日本地球惑星科学連合2023年大会

講演情報

[J] 口頭発表

セッション記号 S (固体地球科学) » S-TT 計測技術・研究手法

[S-TT44] 最先端ベイズ統計学が拓く地震ビッグデータ解析

2023年5月21日(日) 10:45 〜 12:00 301B (幕張メッセ国際会議場)

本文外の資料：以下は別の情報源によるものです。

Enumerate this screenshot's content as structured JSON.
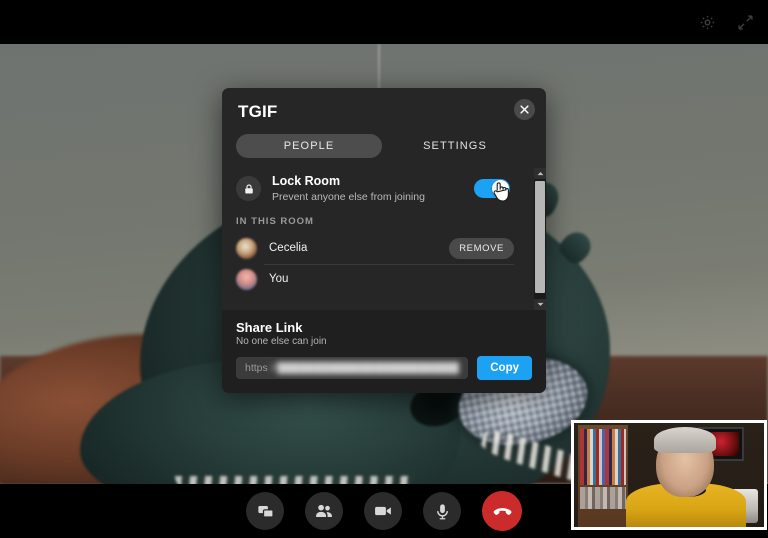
{
  "window": {
    "top_icons": [
      {
        "name": "settings-gear-icon",
        "label": "Settings"
      },
      {
        "name": "fullscreen-icon",
        "label": "Fullscreen"
      }
    ]
  },
  "dialog": {
    "title": "TGIF",
    "close_label": "✕",
    "tabs": [
      {
        "label": "PEOPLE",
        "active": true
      },
      {
        "label": "SETTINGS",
        "active": false
      }
    ],
    "lock_room": {
      "title": "Lock Room",
      "subtitle": "Prevent anyone else from joining",
      "icon": "lock-icon",
      "toggle_on": true,
      "toggle_color": "#1da1f2"
    },
    "section_label": "IN THIS ROOM",
    "participants": [
      {
        "name": "Cecelia",
        "action_label": "REMOVE",
        "has_action": true
      },
      {
        "name": "You",
        "action_label": "",
        "has_action": false
      }
    ],
    "share": {
      "title": "Share Link",
      "subtitle": "No one else can join",
      "link_protocol": "https",
      "link_redacted": "://████████████████████████████",
      "copy_label": "Copy",
      "copy_color": "#1da1f2"
    }
  },
  "toolbar": {
    "buttons": [
      {
        "name": "screen-share-button",
        "icon": "screens-icon",
        "label": "Share screen"
      },
      {
        "name": "people-button",
        "icon": "people-icon",
        "label": "People"
      },
      {
        "name": "camera-button",
        "icon": "video-camera-icon",
        "label": "Camera"
      },
      {
        "name": "microphone-button",
        "icon": "microphone-icon",
        "label": "Microphone"
      },
      {
        "name": "hangup-button",
        "icon": "phone-hangup-icon",
        "label": "Leave call",
        "color": "#cc2b2b"
      }
    ]
  },
  "self_view": {
    "label": "Self view"
  }
}
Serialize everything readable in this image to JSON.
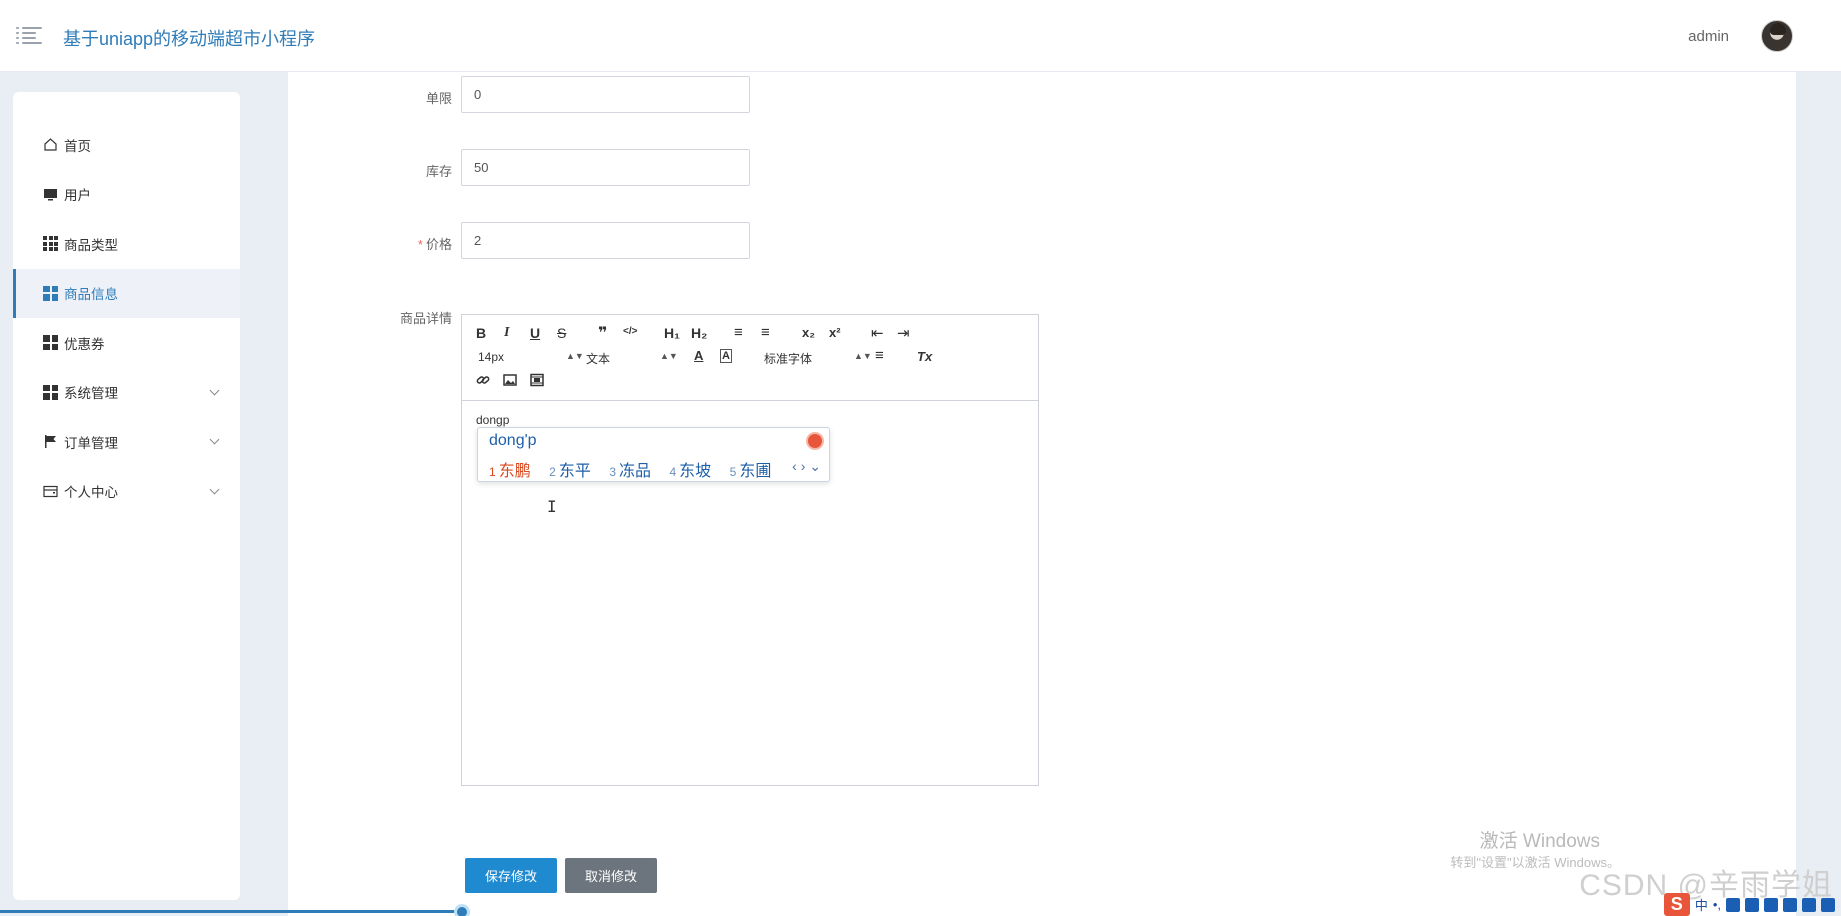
{
  "header": {
    "app_title": "基于uniapp的移动端超市小程序",
    "user_name": "admin"
  },
  "sidebar": {
    "items": [
      {
        "label": "首页",
        "icon": "home-icon"
      },
      {
        "label": "用户",
        "icon": "monitor-icon"
      },
      {
        "label": "商品类型",
        "icon": "grid-icon"
      },
      {
        "label": "商品信息",
        "icon": "grid-icon",
        "active": true
      },
      {
        "label": "优惠券",
        "icon": "grid-icon"
      },
      {
        "label": "系统管理",
        "icon": "grid-icon",
        "expandable": true
      },
      {
        "label": "订单管理",
        "icon": "flag-icon",
        "expandable": true
      },
      {
        "label": "个人中心",
        "icon": "wallet-icon",
        "expandable": true
      }
    ]
  },
  "form": {
    "limit": {
      "label": "单限",
      "value": "0"
    },
    "stock": {
      "label": "库存",
      "value": "50"
    },
    "price": {
      "label": "价格",
      "value": "2",
      "required": true
    },
    "detail": {
      "label": "商品详情"
    }
  },
  "editor": {
    "toolbar": {
      "bold": "B",
      "italic": "I",
      "underline": "U",
      "strike": "S",
      "blockquote": "❞",
      "code": "</>",
      "h1": "H₁",
      "h2": "H₂",
      "ordered_list": "≡",
      "bullet_list": "≡",
      "subscript": "x₂",
      "superscript": "x²",
      "outdent": "⇤",
      "indent": "⇥",
      "size": "14px",
      "header": "文本",
      "font": "标准字体",
      "align": "≡",
      "clean": "Tx"
    },
    "typed_text": "dongp",
    "ime": {
      "composition": "dong'p",
      "candidates": [
        {
          "n": "1",
          "text": "东鹏"
        },
        {
          "n": "2",
          "text": "东平"
        },
        {
          "n": "3",
          "text": "冻品"
        },
        {
          "n": "4",
          "text": "东坡"
        },
        {
          "n": "5",
          "text": "东圃"
        }
      ],
      "nav": "‹ › ⌄"
    },
    "cursor": "I"
  },
  "actions": {
    "save": "保存修改",
    "cancel": "取消修改"
  },
  "watermark": {
    "line1": "激活 Windows",
    "line2": "转到\"设置\"以激活 Windows。",
    "csdn": "CSDN @辛雨学姐"
  },
  "tray": {
    "ime_mode": "中",
    "punct": "•,"
  },
  "colors": {
    "accent": "#2f7cb8",
    "save_button": "#1f8ad0",
    "cancel_button": "#6c757d",
    "required": "#e86a6a"
  }
}
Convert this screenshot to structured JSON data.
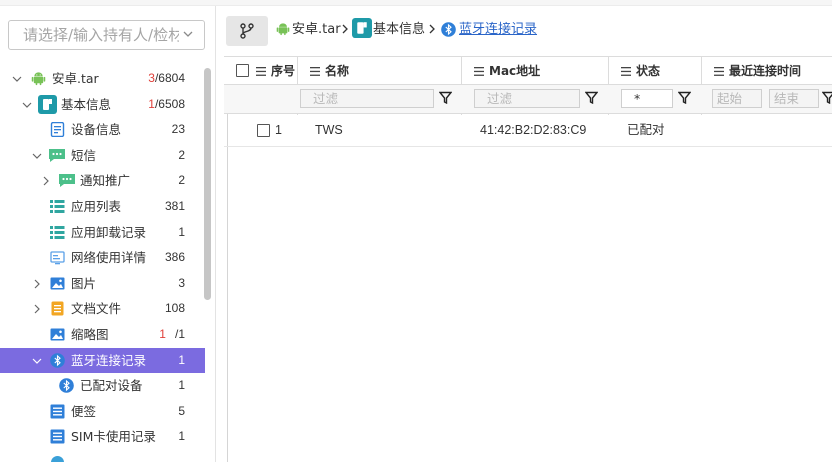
{
  "selector": {
    "placeholder": "请选择/输入持有人/检材"
  },
  "tree": [
    {
      "name": "android-icon",
      "label": "安卓.tar",
      "count_red": "3",
      "count": "/6804",
      "expanded": true,
      "level": 0
    },
    {
      "name": "info-icon",
      "label": "基本信息",
      "count_red": "1",
      "count": "/6508",
      "expanded": true,
      "level": 1
    },
    {
      "name": "device-info-icon",
      "label": "设备信息",
      "count": "23",
      "level": 2
    },
    {
      "name": "sms-icon",
      "label": "短信",
      "count": "2",
      "expanded": true,
      "level": 2
    },
    {
      "name": "sms-icon",
      "label": "通知推广",
      "count": "2",
      "collapsed": true,
      "level": 3
    },
    {
      "name": "list-icon",
      "label": "应用列表",
      "count": "381",
      "level": 2
    },
    {
      "name": "list-icon",
      "label": "应用卸载记录",
      "count": "1",
      "level": 2
    },
    {
      "name": "network-icon",
      "label": "网络使用详情",
      "count": "386",
      "level": 2
    },
    {
      "name": "image-icon",
      "label": "图片",
      "count": "3",
      "collapsed": true,
      "level": 2
    },
    {
      "name": "document-icon",
      "label": "文档文件",
      "count": "108",
      "collapsed": true,
      "level": 2
    },
    {
      "name": "image-icon",
      "label": "缩略图",
      "count_red": "1",
      "count": "/1",
      "level": 2
    },
    {
      "name": "bluetooth-icon",
      "label": "蓝牙连接记录",
      "count": "1",
      "expanded": true,
      "selected": true,
      "level": 2
    },
    {
      "name": "bluetooth-icon",
      "label": "已配对设备",
      "count": "1",
      "level": 3
    },
    {
      "name": "list-icon",
      "label": "便签",
      "count": "5",
      "level": 2
    },
    {
      "name": "list-icon",
      "label": "SIM卡使用记录",
      "count": "1",
      "level": 2
    }
  ],
  "breadcrumb": {
    "root": "安卓.tar",
    "parent": "基本信息",
    "current": "蓝牙连接记录"
  },
  "table": {
    "columns": [
      "序号",
      "名称",
      "Mac地址",
      "状态",
      "最近连接时间"
    ],
    "filters": {
      "placeholder": "过滤",
      "status_value": "*",
      "start_placeholder": "起始",
      "end_placeholder": "结束"
    },
    "rows": [
      {
        "index": "1",
        "name": "TWS",
        "mac": "41:42:B2:D2:83:C9",
        "status": "已配对",
        "time": ""
      }
    ]
  },
  "colors": {
    "selected_row": "#7b6be0",
    "link": "#2a65c8",
    "count_red": "#e0403a",
    "android_green": "#78c257"
  }
}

コンビーナ:長尾 大道(東京大学地震研究所)、加藤 愛太郎(東京大学地震研究所)、矢野 恵佑(統計数理研究所)、椎名 高裕(産業技術総合研究所)、座長:長尾 大道(東京大学地震研究所)、矢野 恵佑(統計数理研究所)、加藤 愛太郎(東京大学地震研究所)、椎名 高裕(産業技術総合研究所)

11:15 〜 11:30

[STT44-03] 自己相似性を仮定したすべり分布推定における相関距離の同時推定

*山田 太介1太田 雄策1 (1.国立大学法人東北大学理学研究科)


キーワード:自己相似性、ベイズ逆解析、ハミルトニアンモンテカルロ法、不確実性評価

すべり分布推定は,断層破壊の空間不均質を詳細に把握するために有効な手段である.他方,断層面を離散化するすべり分布推定は,モデルパラメータの数がデータ数よりも多い劣決定問題となりやすい.したがって,安定した推定のためには,先験情報などにもとづいた制約により,問題を正則化する必要がある.正則化の手法として,断層すべりが自己相似性を持つという特徴を活用した拘束手法が存在する.Mai and Beroza (2002) は,さまざまな地震において推定されたすべり分布モデルを解析し,それらがvon Karman の自己相関関数 (ACF) によって近似される自己相似性を持つことを示した.加えてvon Karman ACFにおける2つのパラメータ (相関距離,ハースト指数) に関する,地震規模とのスケーリング則を構築した.さらに,Amey et al. (2018) は,同スケーリング則に従うvon Karman ACFによって小断層間の相関関係を拘束するすべり分布推定手法を開発した.そして,von Karman ACFによる拘束により,ラプラシアン平滑化と同等かそれ以上の精度ですべり分布推定が可能であることを示した.また,同手法により物理的な根拠を持った制約が可能であることを同先行研究は強く主張している.一方,上で述べた相関距離,ハースト指数に関するスケーリング則は不確実性をもつ.特に,スケーリング則の構築時に含まれるMw 8.0以上の巨大地震の数が少なく,規模の大きな地震に対して同スケーリング則が適用できる保証がない.すなわち,相関距離やハースト指数の不確実性も同時に推定する手法の確立が必要である.
これらの背景をもとに,本研究では,von Karman ACFにおける相関距離に着目し,それとすべり分布とをGNSSデータから同時に推定する手法の開発を行った.相関距離を含むモデルパラメータの不確実性を定量評価するため,本研究ではBayesian inversionに基づいて手法を構築した.また,非線形パラメータを複数含む高次元問題を効率よく解くために,Hamiltonian Monte Carlo法を採用した.
本研究では性能評価のため,相関距離が異なる3種類のすべり分布を生成し,それらにもとづいた数値実験を行った.観測網の配置による推定結果への影響を評価するために,配置を大きく変えた2種類の観測網 (断層全体に稠密に分布, 断層深部側に偏在) を用いた.その結果,稠密観測網のもとでは,仮定した3種類のすべり分布モデルをいずれもよく再現する結果を得た.また,仮定した相関距離もよく再現した.観測点に偏りがある場合,空間波長が与えたすべりと明らかに異なるすべりを部分的に含むモデルが推定された.一方,相関距離の探索範囲は稠密な観測網を用いた場合と比較して広範囲におよぶものの,事後分布の最頻値はおおむね真値を再現した.
また,ハースト指数に関して追加で検証を行った.先行研究ではハースト指数は地震規模に依存せず一定値と指摘されている.一方,その不確実性が大きいという指摘もある.したがって,仮定したハースト指数よりも大きい,もしくは小さい値を設定して本手法を適用し,ハースト指数の推定への影響を評価した.その結果,稠密観測網の仮定の下では,いずれのハースト指数を用いた場合でも仮定したすべり分布をよく再現した.一方,ハースト指数が不確実性をもつ場合には相関距離の推定値が真値からずれ,ハースト指数の設定値と負の相関をもつように推定された.これは両パラメータがすべりの短波長成分を制限するうえでトレードオフすることが原因と考えられ,相関距離を推定する上ではハースト指数の定量評価も重要であることが示された.